The Anosmic Perfumist and the Near-Sighted Amazonian
Two pieces of sensory trivia that we would like to know more about:
1) Legendary French perfumist Jean Carles lost his sense of smell but went on — like Beethoven after his deafness — to create the classic Ma Griffe perfume. Chandler Burr quotes Luca Turin in his terrific book The Emperor of Scent:
Carles’s condition was known only to him and his son. When a client came in, he’d go through the motions, make a big show of smelling various ingredients and, finally, the perfume he had created, which he would present with great gravity to the client, smelling it and waving its odor around the room. And he couldn’t smell anything!
Do any of our readers know any other sources on Jean Carles’s incredible story?

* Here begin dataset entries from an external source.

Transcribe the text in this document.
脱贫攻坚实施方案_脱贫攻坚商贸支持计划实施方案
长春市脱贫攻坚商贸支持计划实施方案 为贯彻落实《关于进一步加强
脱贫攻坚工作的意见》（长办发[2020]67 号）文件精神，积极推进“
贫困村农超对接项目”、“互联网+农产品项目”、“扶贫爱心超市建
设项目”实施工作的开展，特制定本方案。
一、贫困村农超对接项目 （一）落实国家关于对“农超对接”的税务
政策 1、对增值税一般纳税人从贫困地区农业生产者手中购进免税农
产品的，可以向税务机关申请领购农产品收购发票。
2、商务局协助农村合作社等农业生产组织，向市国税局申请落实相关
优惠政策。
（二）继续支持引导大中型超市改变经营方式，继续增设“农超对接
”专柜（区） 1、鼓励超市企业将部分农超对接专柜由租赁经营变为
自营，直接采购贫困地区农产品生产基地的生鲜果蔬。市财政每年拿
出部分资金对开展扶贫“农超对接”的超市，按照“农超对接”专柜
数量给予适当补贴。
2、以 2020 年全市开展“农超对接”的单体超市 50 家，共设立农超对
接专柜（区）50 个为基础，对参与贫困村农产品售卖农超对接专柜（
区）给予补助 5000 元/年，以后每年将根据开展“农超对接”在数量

2) We recall reading in two different places (one of which may have been Oliver Sacks’s recent essay on stereoscopic vision in the New Yorker) about a tribe of Amazonian indians with no sense of long-distance visual perspective. Living entirely in the confines of the rainforest, where long sightlines are a rarity, they fail to develop the ability to estimate long distances. According to one story we remember reading, an individual from this tribe reached out and tried to touch a mountain the first time he was brought into a clearing. This story sounds acrophyal. Are any of our readers able to confirm or disconfirm it?